Church's '€10k offer for victim's silence'
A DUNDALK man abused by paedophile priest Brendan Smyth and sworn to secrecy by the Church, has revealed he was offered €10,000 by its lawyers.
Brendan Boland was one of two boys who had to sign an oath of secrecy in 1975 when they gave evidence about their abuse by Smyth to a church inquiry.
Norbertine priest Smyth continued to abuse children and is believed to have raped and sexually assaulted more than 100 children over five decades up to the 1990s.
In his memoir "Sworn to Silence", Boland says Cardinal Sean Brady, who was a 36-year-old canon lawyer and teacher in 1975, countersigned the oath of secrecy the Dundalk man was required to make about Smyth.
He says in 2011 Church lawyers offered him €10,000 to settle his High Court case for damages. The amount was to include legal costs for 14 years litigation.
Boland subsequently settled the case for €100,000 plus costs the following year.

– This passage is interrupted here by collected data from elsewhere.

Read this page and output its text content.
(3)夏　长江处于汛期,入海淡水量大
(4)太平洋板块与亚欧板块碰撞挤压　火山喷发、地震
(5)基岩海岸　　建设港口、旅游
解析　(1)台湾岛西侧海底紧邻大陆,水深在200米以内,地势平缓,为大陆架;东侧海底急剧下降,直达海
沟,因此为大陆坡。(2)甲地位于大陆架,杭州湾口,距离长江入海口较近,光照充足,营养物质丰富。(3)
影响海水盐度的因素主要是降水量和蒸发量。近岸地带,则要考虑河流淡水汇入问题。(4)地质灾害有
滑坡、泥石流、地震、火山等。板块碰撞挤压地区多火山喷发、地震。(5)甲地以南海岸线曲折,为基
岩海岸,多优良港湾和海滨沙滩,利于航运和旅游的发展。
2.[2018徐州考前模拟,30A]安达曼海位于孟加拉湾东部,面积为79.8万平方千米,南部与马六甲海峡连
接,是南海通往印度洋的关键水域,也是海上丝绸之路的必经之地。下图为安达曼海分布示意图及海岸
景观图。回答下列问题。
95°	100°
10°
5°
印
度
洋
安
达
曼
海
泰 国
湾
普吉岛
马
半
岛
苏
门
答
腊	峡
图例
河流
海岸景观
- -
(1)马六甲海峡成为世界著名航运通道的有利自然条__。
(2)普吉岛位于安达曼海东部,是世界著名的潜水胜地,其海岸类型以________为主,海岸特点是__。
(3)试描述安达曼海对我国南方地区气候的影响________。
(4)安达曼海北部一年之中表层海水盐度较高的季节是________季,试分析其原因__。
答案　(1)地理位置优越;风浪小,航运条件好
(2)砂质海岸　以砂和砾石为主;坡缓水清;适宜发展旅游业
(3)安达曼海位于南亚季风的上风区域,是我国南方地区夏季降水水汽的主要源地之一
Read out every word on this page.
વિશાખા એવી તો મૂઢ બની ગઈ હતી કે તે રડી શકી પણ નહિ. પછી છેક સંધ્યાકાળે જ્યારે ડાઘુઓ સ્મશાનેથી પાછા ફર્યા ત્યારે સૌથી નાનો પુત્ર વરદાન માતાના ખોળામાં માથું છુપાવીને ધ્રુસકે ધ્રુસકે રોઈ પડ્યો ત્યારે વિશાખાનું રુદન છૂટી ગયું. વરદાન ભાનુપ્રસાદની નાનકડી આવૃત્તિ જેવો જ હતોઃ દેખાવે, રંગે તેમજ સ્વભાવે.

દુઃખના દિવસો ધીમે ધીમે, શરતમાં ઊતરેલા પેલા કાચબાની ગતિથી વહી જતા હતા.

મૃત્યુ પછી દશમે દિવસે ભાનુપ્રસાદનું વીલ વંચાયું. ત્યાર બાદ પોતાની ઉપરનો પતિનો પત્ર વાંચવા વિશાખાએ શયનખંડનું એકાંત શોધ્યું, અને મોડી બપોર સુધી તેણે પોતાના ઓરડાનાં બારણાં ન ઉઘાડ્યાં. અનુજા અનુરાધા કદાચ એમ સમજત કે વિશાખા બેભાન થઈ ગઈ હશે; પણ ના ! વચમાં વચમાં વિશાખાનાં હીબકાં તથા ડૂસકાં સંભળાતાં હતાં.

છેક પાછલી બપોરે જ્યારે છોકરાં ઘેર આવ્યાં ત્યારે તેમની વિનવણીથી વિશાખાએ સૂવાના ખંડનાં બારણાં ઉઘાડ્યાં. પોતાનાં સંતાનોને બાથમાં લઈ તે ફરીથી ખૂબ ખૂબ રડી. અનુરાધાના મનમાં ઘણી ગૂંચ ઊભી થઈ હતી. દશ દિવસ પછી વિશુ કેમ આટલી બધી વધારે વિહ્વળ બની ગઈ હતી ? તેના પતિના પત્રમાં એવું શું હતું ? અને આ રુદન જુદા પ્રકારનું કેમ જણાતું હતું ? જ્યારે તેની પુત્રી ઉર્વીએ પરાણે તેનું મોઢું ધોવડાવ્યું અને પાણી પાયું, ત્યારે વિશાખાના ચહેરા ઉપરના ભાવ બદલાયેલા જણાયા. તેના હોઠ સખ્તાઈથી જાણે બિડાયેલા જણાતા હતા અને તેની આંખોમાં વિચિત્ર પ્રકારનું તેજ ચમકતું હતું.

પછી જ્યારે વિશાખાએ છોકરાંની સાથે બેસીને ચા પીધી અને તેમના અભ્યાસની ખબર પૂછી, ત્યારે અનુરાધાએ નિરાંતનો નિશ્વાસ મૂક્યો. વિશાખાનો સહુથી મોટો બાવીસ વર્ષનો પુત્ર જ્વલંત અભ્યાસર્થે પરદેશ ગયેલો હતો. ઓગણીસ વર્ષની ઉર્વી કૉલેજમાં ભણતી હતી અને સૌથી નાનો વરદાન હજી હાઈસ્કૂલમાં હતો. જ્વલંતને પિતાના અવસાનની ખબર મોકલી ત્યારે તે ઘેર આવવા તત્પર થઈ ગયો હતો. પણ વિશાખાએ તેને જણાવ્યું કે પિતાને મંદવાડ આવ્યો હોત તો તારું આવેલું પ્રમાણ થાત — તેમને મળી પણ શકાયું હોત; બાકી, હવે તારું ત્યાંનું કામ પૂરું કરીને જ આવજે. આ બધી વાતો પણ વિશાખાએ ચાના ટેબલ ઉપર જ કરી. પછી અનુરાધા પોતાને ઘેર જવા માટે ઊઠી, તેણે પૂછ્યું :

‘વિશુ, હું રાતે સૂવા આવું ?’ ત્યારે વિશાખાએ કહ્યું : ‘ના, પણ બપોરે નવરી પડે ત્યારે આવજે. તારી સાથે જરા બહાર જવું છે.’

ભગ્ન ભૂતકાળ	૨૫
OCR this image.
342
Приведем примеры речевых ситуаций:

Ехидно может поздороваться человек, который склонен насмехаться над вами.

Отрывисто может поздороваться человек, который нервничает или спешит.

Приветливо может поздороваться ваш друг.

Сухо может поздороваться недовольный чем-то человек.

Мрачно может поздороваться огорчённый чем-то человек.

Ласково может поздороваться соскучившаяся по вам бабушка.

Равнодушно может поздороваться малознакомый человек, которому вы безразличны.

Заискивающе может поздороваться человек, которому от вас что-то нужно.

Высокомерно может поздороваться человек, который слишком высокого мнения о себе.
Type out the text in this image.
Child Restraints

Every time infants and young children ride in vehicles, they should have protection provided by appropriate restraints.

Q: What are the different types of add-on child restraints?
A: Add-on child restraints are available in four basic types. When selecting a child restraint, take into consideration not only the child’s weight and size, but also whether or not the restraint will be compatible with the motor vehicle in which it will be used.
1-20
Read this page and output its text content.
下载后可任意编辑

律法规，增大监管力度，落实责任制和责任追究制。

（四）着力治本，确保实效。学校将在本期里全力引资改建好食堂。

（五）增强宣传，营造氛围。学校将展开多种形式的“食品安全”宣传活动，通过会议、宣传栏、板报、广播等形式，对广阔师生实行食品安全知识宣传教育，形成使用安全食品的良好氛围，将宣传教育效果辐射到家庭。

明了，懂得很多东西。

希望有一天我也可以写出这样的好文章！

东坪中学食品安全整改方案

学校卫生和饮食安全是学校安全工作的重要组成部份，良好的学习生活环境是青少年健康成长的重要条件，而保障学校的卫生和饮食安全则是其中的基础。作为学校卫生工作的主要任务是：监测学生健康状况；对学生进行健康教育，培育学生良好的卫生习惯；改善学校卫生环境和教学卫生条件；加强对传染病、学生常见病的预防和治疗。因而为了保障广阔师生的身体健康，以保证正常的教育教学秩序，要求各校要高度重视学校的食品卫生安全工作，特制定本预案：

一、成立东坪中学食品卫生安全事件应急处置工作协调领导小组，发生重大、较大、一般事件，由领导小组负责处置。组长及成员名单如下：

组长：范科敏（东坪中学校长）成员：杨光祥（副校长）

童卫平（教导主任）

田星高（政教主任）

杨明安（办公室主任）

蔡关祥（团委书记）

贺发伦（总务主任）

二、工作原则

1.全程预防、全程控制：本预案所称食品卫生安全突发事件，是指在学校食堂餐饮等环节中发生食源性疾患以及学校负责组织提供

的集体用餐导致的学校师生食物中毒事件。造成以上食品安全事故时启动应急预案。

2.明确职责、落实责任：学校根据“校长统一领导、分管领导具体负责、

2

He was unsuccessful in a request to the Cardinal to publicly acknowledge the Church's failure to protect children from Smyth as part of the settlement.
No admission of liability was made. Boland, a technical support engineer who now works in the UK, had sued Cardinal Brady in his capacity as the Archbishop of Armagh.
He is also being sued personally by the youngest of Smyth's known victims who is claiming that the Cardinal knew about Smyth's abuse but failed to tell the civil authorities and so endangered her and other children.
Two other priests who attended the secret interview with Boland in March 1975 were interviewed by gardai 20 years later.
A spokeswoman for the Catholic hierarchy has confirmed that Cardinal Brady was not interviewed by gardai.
Said the spokeswoman: "Cardinal Brady had no knowledge of a garda investigation in the early 1990's regarding Smyth. If he had been approached by the gardai he would have made a statement."
Cardinal Brady will tender his notice as the Archbishop of Armagh to Pope Francis when he turns 75 on August 16 next.
She refused to make any comment about the €10,000 offer.